L’agroécologie, l’agriculture qui peut nous sauver

Vandana Shiva : La Conférence des Nations Unies sur le commerce et le développement (UNCTAD) a récemment envoyé une alerte aux gouvernements du monde.
Elle affirme que, s’ils ne réagissent pas pour apporter une vraie protection aux petites exploitations, les populations seront dépassées par une crise d’une ampleur trop importante pour les gouvernements. Le devoir des dirigeants n’est pas de mettre la planète à la disposition des entreprises, mais d’assurer la bonne gestion des graines, des sols, de l’eau, etc.
Ils doivent s’assurer que l’alimentation est produite dans de bonnes conditions pour l’environnement et la société.
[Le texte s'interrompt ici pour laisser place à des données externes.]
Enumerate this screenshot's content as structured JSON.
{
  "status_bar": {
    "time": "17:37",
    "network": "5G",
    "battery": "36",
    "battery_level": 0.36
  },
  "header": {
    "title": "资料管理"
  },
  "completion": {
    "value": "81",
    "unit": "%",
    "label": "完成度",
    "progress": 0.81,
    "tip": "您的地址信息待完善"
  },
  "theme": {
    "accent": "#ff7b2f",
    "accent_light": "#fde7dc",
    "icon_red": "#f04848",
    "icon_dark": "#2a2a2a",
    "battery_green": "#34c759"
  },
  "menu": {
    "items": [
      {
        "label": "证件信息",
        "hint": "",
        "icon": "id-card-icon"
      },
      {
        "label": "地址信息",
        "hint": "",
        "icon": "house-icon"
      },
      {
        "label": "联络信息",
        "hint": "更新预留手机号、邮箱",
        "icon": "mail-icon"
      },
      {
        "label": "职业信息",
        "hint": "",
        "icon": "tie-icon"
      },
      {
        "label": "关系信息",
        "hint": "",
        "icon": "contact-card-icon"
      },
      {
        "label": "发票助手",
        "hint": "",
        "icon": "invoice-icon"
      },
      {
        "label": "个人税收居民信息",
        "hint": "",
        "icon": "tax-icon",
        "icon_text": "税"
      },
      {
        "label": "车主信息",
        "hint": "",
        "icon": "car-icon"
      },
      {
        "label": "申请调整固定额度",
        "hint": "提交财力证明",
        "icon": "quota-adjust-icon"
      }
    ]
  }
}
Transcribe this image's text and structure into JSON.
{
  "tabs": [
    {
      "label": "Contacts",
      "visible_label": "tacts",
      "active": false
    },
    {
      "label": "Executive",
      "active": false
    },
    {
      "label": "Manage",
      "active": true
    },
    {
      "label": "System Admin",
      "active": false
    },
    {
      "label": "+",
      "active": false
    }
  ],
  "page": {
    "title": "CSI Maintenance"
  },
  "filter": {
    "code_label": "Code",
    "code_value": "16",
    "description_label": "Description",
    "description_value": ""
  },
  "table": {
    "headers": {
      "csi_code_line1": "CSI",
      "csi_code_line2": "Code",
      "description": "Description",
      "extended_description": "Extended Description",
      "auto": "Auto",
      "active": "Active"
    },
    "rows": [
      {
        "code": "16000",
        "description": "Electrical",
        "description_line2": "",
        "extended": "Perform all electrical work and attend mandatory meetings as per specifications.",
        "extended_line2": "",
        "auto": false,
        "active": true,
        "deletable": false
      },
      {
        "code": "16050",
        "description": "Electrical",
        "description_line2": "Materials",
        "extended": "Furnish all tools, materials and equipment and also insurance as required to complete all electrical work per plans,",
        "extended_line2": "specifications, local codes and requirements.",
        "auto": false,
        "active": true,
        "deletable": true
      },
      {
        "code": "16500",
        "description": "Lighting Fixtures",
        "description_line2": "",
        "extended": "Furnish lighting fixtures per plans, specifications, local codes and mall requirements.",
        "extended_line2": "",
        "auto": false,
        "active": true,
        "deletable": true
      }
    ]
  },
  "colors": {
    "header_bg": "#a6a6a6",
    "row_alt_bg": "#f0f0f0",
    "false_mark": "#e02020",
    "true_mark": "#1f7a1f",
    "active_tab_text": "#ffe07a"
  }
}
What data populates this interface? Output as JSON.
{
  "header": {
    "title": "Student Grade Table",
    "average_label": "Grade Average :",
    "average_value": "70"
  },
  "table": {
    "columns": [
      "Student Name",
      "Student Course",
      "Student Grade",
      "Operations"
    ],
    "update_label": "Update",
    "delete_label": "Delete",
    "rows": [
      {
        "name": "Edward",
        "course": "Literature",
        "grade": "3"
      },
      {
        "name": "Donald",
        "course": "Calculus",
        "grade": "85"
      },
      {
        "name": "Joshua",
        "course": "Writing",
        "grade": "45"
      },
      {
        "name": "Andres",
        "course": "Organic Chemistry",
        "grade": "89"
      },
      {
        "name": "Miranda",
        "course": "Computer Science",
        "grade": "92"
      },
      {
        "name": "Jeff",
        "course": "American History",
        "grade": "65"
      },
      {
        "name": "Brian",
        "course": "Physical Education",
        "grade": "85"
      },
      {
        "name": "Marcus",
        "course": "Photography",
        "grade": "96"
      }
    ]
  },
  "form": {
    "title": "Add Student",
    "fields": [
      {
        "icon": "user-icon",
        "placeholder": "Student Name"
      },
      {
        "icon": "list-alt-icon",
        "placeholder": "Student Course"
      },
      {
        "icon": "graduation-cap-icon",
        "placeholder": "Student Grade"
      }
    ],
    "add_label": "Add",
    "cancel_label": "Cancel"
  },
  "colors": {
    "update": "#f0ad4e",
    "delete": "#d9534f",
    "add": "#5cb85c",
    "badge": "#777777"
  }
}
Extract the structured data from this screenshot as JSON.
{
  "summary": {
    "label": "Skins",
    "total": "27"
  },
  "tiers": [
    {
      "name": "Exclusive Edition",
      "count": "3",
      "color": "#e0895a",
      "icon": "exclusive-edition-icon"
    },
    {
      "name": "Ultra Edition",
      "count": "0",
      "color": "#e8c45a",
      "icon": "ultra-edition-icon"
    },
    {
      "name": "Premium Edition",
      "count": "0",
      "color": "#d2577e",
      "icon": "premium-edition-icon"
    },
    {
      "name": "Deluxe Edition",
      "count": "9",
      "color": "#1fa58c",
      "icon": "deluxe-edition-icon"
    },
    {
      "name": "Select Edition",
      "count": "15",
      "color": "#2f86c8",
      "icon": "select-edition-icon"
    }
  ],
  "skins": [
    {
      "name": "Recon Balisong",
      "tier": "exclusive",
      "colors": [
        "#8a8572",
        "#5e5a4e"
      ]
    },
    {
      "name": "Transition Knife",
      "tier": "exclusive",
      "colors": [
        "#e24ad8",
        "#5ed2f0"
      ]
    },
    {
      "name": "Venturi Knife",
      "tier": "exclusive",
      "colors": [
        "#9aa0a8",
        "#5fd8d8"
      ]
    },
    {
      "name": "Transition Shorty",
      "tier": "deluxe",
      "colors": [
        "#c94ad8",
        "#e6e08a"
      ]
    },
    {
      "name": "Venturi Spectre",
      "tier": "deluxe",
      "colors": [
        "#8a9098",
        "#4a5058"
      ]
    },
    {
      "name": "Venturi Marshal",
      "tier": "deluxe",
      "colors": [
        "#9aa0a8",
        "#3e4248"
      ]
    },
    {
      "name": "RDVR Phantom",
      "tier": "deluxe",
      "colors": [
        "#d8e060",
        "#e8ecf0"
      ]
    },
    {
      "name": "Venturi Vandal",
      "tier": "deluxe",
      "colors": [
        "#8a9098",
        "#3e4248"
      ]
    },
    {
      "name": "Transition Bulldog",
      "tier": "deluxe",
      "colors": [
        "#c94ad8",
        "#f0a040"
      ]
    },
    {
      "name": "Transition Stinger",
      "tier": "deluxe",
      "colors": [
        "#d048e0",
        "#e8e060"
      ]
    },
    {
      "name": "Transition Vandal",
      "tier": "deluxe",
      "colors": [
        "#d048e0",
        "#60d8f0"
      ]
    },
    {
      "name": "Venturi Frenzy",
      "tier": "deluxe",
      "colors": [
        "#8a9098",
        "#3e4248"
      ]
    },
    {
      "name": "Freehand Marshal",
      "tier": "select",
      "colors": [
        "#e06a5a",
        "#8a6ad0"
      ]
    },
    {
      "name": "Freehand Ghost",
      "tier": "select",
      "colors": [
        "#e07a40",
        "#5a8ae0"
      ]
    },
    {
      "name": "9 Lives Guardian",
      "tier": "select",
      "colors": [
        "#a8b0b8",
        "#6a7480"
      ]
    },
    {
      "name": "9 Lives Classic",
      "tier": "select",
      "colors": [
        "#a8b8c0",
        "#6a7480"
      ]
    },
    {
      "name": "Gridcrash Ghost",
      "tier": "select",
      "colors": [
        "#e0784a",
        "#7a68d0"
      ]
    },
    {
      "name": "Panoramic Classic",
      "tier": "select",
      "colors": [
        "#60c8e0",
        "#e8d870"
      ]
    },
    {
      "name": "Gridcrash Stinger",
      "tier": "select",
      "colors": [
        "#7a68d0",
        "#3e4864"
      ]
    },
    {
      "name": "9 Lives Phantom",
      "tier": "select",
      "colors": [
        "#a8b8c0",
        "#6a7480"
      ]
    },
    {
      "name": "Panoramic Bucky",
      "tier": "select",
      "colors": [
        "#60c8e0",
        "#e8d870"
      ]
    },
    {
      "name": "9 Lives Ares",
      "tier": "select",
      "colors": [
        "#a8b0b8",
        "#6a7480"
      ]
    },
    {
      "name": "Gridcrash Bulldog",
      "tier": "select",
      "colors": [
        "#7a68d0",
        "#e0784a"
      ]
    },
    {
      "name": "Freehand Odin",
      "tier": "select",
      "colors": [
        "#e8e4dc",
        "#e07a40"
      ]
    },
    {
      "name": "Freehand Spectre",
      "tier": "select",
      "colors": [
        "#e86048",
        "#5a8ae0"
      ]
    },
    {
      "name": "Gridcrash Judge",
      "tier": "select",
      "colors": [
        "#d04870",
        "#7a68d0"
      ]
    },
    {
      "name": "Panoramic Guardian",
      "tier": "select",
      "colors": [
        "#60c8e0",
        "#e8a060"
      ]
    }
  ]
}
Les gouvernements devraient avoir l’obligation de défendre les fermiers et de leur donner la priorité, du fait du rôle nourricier des agriculteurs.
Les décideurs doivent abandonner la grille de lecture qui présente le spéculateur comme celui qui crée de la croissance. En bout de chaîne, le fermier est le grand perdant alors que, quand la crise va frapper, c’est le premier que nous irons voir pour trouver des solutions. Les agriculteurs devraient avoir une juste rémunération de leur travail, une vie moins précaire et une reconnaissance des dirigeants pour leur rôle fondamental.
(…)
Je distinguerai tout d’abord deux sortes de firmes : d’une part celles qui favorisent la protection de l’environnement et de la société, et d’autre part celles qui se comportent comme des prédateurs, pillent la planète et exploitent les populations. Cette distinction doit désormais être prise en compte pour nous assurer que les entreprises responsables, engagées et éthiques sont bien celles qui prospèrent. Les sociétés qui se comportent comme des criminels doivent être traitées comme tels. Il existe suffisamment de lois pour cela, elles doivent être appliquées !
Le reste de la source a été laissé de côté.